With opioid addiction officially a public health emergency in the United States, it’s more important than ever that physicians and other clinicians carefully document a patient’s opioid use in the electronic health record.

To help providers better document the use and abuse of opioids, the American Health Information Management Association (AHIMA) has created an opioid addiction documentation tip sheet that gives examples of proper documentation that complies with the seven characteristics of high-quality clinical documentation. Those factors include providing clear, precise, complete information.

AHIMA spokesperson Mary Jo Contino said proper documentation and EHR interoperability is often overlooked as a tactic to help reverse the country’s opioid epidemic. Fewer than 30% of health system EHRs are fully interoperable, and less than 20% actually use data transferred from another provider, according to a new study.


It’s important that physicians and other healthcare providers accurately record information in the EHR when an individual using or abusing opioids visits their office. Without national communication standards for health information exchange, that documentation is often not shared among healthcare system facilities or across state lines, allowing people with addictions to seek opioids from multiple physicians.
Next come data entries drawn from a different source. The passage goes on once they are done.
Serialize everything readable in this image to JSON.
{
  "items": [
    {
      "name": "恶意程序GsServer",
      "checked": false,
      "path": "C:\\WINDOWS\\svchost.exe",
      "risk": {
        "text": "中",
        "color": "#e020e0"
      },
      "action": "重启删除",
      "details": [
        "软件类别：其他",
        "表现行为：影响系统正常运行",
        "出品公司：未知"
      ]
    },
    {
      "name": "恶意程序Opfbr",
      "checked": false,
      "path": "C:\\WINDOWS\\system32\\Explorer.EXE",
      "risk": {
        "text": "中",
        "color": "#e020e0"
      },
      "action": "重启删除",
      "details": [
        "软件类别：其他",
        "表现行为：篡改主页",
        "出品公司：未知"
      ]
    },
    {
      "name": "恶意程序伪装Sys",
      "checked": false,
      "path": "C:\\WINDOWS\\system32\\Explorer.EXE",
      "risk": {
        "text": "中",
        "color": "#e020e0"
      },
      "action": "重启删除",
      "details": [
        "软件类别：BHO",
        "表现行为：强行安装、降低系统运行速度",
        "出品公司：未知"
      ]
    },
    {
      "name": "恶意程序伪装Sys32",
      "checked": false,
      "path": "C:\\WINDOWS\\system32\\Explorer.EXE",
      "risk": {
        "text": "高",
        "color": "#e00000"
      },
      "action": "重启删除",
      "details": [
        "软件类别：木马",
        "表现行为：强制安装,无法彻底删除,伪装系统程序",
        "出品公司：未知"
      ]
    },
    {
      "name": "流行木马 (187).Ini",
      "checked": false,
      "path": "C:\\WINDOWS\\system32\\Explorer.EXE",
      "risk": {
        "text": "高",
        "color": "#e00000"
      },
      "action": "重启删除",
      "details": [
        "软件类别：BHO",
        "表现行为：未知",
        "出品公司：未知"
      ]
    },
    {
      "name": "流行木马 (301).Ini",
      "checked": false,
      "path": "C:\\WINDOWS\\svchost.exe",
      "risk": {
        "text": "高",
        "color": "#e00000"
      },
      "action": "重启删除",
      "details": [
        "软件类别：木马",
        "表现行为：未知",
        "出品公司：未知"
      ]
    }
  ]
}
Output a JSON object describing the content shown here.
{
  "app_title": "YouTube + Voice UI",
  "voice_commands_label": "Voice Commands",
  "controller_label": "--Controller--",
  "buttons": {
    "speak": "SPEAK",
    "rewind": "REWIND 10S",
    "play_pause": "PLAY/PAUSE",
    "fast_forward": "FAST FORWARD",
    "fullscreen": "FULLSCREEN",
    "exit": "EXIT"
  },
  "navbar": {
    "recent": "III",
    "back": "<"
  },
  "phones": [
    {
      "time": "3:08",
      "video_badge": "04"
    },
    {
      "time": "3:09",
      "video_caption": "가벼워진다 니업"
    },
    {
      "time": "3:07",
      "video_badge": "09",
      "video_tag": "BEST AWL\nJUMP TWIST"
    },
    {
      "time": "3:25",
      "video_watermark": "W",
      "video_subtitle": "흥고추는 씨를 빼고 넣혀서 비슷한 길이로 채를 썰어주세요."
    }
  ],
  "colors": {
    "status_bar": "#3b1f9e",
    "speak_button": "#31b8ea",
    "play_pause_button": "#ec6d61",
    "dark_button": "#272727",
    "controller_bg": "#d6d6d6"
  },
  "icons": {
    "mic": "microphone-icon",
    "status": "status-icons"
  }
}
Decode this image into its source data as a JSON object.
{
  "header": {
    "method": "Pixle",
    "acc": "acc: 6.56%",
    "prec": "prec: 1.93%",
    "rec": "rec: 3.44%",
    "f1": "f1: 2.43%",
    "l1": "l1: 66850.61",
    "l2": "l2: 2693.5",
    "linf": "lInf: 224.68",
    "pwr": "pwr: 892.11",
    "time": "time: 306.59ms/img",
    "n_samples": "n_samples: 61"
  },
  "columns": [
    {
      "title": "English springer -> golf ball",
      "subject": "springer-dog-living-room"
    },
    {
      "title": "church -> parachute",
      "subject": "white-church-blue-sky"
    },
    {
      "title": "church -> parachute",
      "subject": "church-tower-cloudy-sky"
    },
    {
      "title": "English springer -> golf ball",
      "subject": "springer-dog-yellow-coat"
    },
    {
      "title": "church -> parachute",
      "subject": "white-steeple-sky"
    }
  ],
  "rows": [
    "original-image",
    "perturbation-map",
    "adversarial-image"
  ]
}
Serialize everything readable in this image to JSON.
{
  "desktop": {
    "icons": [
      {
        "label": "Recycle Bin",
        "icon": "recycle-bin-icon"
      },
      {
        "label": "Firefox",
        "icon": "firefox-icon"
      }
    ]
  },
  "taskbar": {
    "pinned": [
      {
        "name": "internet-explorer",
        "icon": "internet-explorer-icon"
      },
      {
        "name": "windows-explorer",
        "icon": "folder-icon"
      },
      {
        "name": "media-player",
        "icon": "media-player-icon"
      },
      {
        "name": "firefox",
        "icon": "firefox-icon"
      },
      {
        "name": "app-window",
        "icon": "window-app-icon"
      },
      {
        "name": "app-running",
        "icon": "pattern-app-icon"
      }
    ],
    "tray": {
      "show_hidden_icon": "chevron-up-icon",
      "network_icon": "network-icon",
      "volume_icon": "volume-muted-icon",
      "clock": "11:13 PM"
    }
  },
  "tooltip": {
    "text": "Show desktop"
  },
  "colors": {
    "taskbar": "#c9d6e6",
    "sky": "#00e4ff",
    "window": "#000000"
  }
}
Meanwhile, Prescription Drug Monitoring Programs (PDMPs) are gaining traction as opioid overdose deaths have skyrocketed. Last month, the President's Commission on Combating Drug Addiction and the Opioid Crisis recommended state and federal PDMPs be interoperable within 12 months.

The tip sheet lists the seven characteristics of quality documentation, provides scenarios of how to meet the criteria and provides an example of poor documentation frequently seen when treating patients with opioid prescriptions. The tip sheet also has examples of a proper documentation statement.

Last month, President Donald Trump declared the opioid epidemic a national public health emergency. AHIMA says high-quality clinical documentation will guarantee that the data which drives research and education about opioid addiction is based on correct information.